第2章 鼓動の音は、不規則なみぞれ
いや、そんなものは単なる悔し紛れに過ぎないのかもしれない。鬼殺隊としてここにいる以上、性別でとやかく言われぬために日々鍛錬に励んでいるのだから。
一年前とは比べものにならぬほど強くなっているという自負が、星乃にはある。
昨日の自分よりも今日。今日の自分よりも明日の自分は更に強くなっているのだろうと。
それでも、ふとしたときに思ってしまう。
日々技を磨く努力を惜しまず鍛練に励むのは最低限の儀。皆がやっていることだ。だが、生まれながらに恵まれた才や体格を持つ者がいるのもまた事実。
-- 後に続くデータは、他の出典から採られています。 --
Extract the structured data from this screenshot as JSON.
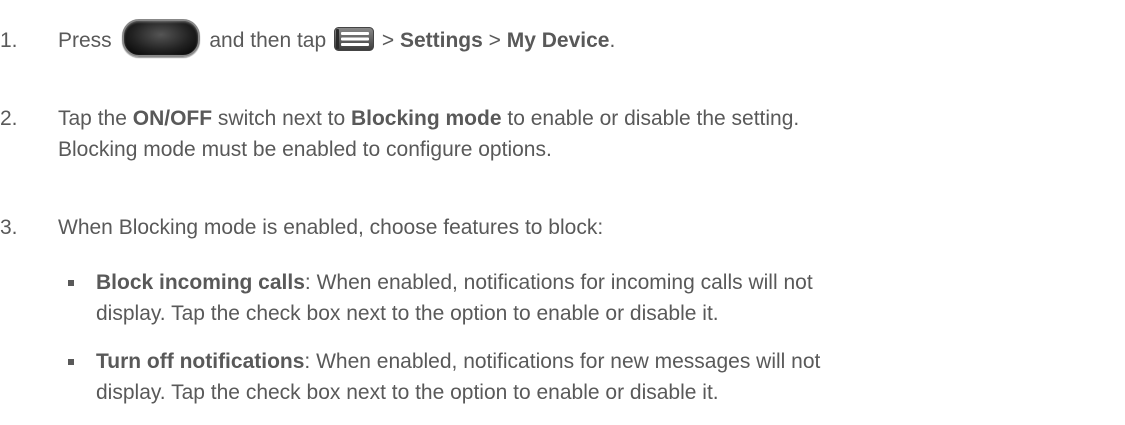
{
  "steps": [
    {
      "num": "1.",
      "pre": "Press",
      "home_icon": "home-key-icon",
      "mid": "and then tap",
      "menu_icon": "menu-key-icon",
      "sep1": ">",
      "settings": "Settings",
      "sep2": ">",
      "my_device": "My Device",
      "end": "."
    },
    {
      "num": "2.",
      "line1_pre": "Tap the",
      "on_off": "ON/OFF",
      "line1_mid": "switch next to",
      "blocking_mode": "Blocking mode",
      "line1_end": "to enable or disable the setting.",
      "line2": "Blocking mode must be enabled to configure options."
    },
    {
      "num": "3.",
      "text": "When Blocking mode is enabled, choose features to block:"
    }
  ],
  "bullets": [
    {
      "title": "Block incoming calls",
      "line1": ": When enabled, notifications for incoming calls will not",
      "line2": "display. Tap the check box next to the option to enable or disable it."
    },
    {
      "title": "Turn off notifications",
      "line1": ": When enabled, notifications for new messages will not",
      "line2": "display. Tap the check box next to the option to enable or disable it."
    }
  ]
}
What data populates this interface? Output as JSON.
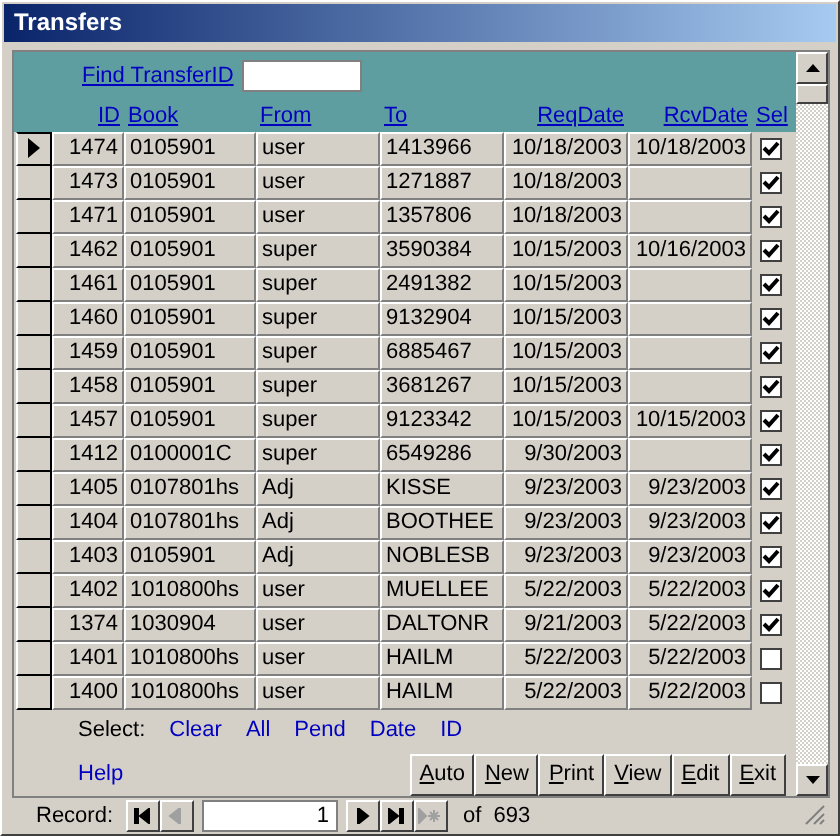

自分が努力で培ってきたものを易々と飛び越えてゆくような圧倒的強さを目の当たりにしたときの羨望は、今でも星乃の胸をチリリと焦がし続けてやまない。
「余計なこたァ考えんじゃァねェエ!! 塵屑共の頸かっ切るつもりでそれだけに集中しやがれ!!」
実弥の怒声が鼓膜を貫く。
そうだ、今は、どう動き何ができるかだ。勝つために、何をすべきか。
カンカンカンカンカンカンカンカン!!
瞬刻も途切れぬ木刀の猛然たる打ち合い。
既に星乃は実弥の攻撃をかわすことしかできなくなっている。隙がまるで見つからない。
星乃は顔つきをより一層険しくさせた。
カン!!
実弥の猛攻を上に向かって受け流し、体勢を整える。
斜め後ろに跳んだ先、大木の幹に着地した直後、実弥が既にこちらに向かって来るのが見えた。
速い。さすが、瞬発力が並みじゃない。
また、──くる。
"風の呼吸 壱ノ型"
『 鹿 旋 風・削 ぎ 』
"季の呼吸 捌ノ型"
『 惷 塵 飄 来 』
「───!」
はっとしたように、実弥の双眸が見開かれたのはそのときだった。
竜巻のごとく突進する実弥の『鹿旋風・削ぎ』に、これまで星乃は長らくその身を交わすことしかできずにいた。しかし今、星乃の双眸には思いがけないものに遭遇したような実弥の表情が映し出されている。
刹那、空中で体勢を変化させ、星乃は実弥の前から忽然と姿を消した。
「いいや、上かァ···!!」
ザアァァア!!
春嵐によって巻き上げられる塵のような目眩まし。